The effects of nuts on cognitive function is another new area of research. Walnuts, probably because of their omega-3 ALA content, have been predominantly extensively studied so far. Animal studies suggest that walnuts and almonds could be helpful for preventing age-related cognitive decline and Alzheimer’s disease.34, 35
New human data from the PREDIMED study (discussed above) found that participants in the Mediterranean diet plus nuts group were less likely to have low BDNF (brain-derived neurotrophic factor) levels compared to the olive oil and low-fat groups; 36 BDNF is important for the growth and survival of nerve cells, and altered BNDF levels are linked to neurodegenerative diseases and mood disorders.37
Also in the PREDIMED study, walnut consumption was associated with better working memory.38 In the Nurses’ Health Study, higher intake of total nuts was linked to better overall cognition in older women.39
The inclusion of nuts and seeds in a plant-rich diet lowers the glycemic load of the diet significantly, reducing insulin resistance, and offers protection against diabetes.4 Improvements in these parameters have been documented in clinical trials: replacing carbohydrate foods with mixed nuts was shown to improve HbA1c in patients with diabetes, and adding pistachios to the diet was found to reduce insulin resistance in patients with prediabetes.40, 41 Lower insulin requirements are also a factor thought to promote longevity.

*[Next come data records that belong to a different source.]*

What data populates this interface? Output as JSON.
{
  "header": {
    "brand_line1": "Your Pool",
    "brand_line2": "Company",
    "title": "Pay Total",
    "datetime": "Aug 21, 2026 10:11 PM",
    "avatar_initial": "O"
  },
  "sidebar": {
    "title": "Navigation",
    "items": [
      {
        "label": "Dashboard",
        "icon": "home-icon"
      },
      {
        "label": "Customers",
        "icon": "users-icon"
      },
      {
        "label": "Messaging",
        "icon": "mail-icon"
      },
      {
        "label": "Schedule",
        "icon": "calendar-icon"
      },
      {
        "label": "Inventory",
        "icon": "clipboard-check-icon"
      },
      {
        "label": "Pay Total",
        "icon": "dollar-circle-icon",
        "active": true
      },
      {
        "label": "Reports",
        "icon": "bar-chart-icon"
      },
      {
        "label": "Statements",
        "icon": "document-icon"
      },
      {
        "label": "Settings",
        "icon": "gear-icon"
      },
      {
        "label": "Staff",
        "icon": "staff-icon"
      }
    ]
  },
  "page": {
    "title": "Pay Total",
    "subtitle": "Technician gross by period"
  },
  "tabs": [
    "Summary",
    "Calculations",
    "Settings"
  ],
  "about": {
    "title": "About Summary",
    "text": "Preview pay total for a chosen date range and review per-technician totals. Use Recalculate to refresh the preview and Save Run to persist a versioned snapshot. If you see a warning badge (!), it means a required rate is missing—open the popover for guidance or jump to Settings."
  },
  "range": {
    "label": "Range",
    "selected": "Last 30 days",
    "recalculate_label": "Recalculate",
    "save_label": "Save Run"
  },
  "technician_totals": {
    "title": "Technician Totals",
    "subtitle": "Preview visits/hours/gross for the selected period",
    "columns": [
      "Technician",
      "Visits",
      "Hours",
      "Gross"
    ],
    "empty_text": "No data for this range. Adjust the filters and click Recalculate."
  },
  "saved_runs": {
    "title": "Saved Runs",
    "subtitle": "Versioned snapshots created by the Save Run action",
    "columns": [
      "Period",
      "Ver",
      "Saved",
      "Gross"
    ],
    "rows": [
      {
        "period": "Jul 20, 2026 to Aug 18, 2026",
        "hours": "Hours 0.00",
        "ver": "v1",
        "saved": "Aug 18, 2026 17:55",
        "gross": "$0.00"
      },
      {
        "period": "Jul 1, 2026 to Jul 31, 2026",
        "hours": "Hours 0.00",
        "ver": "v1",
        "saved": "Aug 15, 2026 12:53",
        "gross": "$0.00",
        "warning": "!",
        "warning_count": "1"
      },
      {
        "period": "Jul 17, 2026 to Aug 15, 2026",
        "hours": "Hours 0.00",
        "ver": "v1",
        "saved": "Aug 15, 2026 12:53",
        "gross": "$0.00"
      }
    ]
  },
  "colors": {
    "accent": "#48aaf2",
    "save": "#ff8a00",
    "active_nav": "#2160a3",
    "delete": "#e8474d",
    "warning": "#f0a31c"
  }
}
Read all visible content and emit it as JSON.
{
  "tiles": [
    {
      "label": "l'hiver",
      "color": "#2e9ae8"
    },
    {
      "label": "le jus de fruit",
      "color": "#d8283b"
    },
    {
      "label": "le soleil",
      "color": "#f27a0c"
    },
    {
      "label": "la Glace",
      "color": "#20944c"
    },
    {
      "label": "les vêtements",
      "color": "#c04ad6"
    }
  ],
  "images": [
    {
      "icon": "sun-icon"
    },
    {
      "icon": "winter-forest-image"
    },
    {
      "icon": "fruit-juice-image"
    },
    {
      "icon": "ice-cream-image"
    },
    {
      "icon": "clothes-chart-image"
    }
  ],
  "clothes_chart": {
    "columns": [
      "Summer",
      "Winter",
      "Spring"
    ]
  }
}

Nuts and seeds provide plenty of fiber, plant protein, polyphenols, plant sterols, vitamins, and minerals.25 Because of their beneficial nutritional composition, regular consumers of nuts are more likely to meet recommended intakes for vitamin A, vitamin C, folate, calcium, magnesium, zinc, potassium, and fiber.42
The antioxidant compounds in nuts help protect the polyunsaturated fats from oxidation, and the fats assist in the absorption of carotenoids in vegetables in the same meal.43, 44 Individual types of nuts and seeds have distinct beneficial nutrients; for example omega-3 ALA (the precursor to DHA and EPA) in walnuts and flax, chia and hemp seeds; polyphenols in almond and walnut skins; and zinc in pumpkin seeds.
I recommend using nuts and seeds, rather than animal products and oils, as your major dietary source of fat. Have at least 1 – 2 ounces of nuts and seeds per day (more if you are slim and active), and make half of your nut and seed intake those high in omega-3s (walnuts and flax, chia, and hemp seeds). I also advise eating nuts and seeds in salads, dressings and sauces rather than out of hand, as they aid in the absorption of carotenoids and it may help to prevent overconsuming calories.